Oops, you're right, I completely misread. Thanks! In any case, I'm finding a lot of conflicting data, so at best I think the actual number depends on where you look.
>> Graduates who finished law school in 2019 earned a median $72,500 the following year
The number I want to see his how much their salaries increased after law school, what they made over and above their pre-lawyer income. At law school I ran into many students who "earned" lots of family money prior to school. Some were on trust funds but other had token jobs in family firms. One of the top earners in our class was a guy hired immediately by his father's firm, but I think he was already some form of on-paper employee with them prior to law school too. Other people came from relatively stable jobs prior, only to struggle to find work afterwards.

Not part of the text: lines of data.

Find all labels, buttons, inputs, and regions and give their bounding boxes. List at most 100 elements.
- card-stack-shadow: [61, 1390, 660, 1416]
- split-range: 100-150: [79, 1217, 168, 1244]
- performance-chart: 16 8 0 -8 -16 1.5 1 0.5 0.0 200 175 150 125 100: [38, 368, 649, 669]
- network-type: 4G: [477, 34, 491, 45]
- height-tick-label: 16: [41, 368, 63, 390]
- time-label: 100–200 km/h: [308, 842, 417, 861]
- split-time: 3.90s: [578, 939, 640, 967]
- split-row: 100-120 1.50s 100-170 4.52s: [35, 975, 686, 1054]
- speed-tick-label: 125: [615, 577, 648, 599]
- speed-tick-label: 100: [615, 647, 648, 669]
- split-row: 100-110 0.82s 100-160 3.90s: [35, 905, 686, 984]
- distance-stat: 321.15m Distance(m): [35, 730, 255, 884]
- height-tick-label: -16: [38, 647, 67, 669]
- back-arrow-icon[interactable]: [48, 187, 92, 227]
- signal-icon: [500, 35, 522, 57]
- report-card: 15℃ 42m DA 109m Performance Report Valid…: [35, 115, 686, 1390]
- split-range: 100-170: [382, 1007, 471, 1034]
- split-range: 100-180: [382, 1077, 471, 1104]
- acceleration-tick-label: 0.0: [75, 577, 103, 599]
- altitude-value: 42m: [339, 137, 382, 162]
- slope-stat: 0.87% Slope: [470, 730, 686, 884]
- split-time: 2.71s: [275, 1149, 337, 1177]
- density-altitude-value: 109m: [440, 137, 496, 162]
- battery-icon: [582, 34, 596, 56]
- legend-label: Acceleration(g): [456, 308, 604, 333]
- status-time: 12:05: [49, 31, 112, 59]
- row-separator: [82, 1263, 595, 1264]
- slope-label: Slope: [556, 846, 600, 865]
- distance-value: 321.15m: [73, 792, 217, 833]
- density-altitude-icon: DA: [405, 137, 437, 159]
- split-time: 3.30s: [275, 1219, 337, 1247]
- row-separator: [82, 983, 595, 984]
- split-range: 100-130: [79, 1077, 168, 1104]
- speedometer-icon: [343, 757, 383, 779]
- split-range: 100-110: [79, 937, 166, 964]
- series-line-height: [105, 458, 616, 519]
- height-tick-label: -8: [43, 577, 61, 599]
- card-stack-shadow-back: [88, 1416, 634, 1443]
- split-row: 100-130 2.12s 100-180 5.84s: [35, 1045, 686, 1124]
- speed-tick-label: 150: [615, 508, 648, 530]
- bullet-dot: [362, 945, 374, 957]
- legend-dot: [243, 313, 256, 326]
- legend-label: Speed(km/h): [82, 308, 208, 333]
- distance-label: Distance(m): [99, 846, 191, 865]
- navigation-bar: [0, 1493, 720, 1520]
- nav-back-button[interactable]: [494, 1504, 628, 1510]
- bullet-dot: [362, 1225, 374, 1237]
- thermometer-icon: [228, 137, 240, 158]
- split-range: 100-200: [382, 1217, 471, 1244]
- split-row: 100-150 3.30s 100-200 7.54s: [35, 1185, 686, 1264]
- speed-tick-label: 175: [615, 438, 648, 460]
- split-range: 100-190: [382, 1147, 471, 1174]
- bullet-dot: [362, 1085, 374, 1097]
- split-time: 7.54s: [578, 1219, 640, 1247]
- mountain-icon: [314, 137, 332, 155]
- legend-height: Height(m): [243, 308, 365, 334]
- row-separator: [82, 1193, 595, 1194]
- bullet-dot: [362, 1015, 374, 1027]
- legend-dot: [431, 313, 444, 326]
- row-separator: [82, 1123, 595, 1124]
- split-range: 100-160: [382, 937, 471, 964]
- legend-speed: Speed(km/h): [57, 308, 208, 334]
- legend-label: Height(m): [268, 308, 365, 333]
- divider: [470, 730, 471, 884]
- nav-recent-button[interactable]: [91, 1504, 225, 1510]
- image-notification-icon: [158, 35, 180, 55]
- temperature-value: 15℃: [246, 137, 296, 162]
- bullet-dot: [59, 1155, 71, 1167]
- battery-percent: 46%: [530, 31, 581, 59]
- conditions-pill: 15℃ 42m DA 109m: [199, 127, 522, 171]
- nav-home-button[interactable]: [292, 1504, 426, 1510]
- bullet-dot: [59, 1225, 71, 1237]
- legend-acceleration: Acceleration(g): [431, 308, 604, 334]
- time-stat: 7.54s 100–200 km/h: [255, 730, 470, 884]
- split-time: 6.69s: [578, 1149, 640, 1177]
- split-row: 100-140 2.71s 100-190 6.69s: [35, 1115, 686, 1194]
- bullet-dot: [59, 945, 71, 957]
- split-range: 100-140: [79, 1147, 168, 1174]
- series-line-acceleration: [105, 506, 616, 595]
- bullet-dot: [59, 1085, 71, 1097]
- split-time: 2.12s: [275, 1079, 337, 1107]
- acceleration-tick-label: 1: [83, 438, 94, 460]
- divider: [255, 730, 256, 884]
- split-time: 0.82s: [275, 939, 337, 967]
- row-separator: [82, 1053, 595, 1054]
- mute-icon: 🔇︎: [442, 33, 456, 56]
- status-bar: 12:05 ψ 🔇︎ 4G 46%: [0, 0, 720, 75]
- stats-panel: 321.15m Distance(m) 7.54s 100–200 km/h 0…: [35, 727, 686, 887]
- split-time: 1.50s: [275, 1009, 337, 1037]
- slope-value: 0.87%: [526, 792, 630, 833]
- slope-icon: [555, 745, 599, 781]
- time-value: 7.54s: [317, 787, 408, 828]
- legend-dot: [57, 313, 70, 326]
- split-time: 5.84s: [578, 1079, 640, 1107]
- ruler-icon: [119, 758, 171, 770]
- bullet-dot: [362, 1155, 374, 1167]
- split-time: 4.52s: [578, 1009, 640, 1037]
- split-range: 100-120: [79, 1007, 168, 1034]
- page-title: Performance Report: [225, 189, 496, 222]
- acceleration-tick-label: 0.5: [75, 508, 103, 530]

There's a problem with your post: you linked to "median lawyer pay" but many graduates will not get lawyer jobs. Median lawyer pay doesn't include folks with a law degree who went back to whatever they were doing before law school.
The vast majority of folks earning “high five figures” don’t have to waste three years on dubious education at a cost of $50k per year (not including debt for living expenses because you can’t work your first year at all). So you’re right, high five figures could be a great salary if you’re a manager of a target and didn’t go to law school, but it’s a bad salary if you had to go to law school to get it.
The lawyer median wage is 125k, and the 75 percentile is 186k. I consider 186k to be a high wage, it's 6 times the national mean wage. And according to the sources below, 1 in 4 lawyers are above that.
Median wages https://www.bls.gov/ooh/legal/lawyers.htm
Lawyer wages https://money.usnews.com/careers/best-jobs/lawyer/salary
I am sorry, but I just don't see how the commenter above is wrong, the numbers say he is spot on. But anyway, I am not a lawyer, and I am not trying to be disrespectful, but I see a lot of high earners in many fields that complain having small wages and tough life, but when you compare it from the outside, it doesn't look so bad. For example, the guy in your article:
Making 50% more than the median right out of college, I would say that is pretty good, don't you think? And he is a low percentile, because in your article: Then your article goes to show earning vs debt on a graph. I think it's quite an expectation to have your annual earning cover the cost of the entire law degree...and then bemoan when it doesn't. How many other professions have this luxury?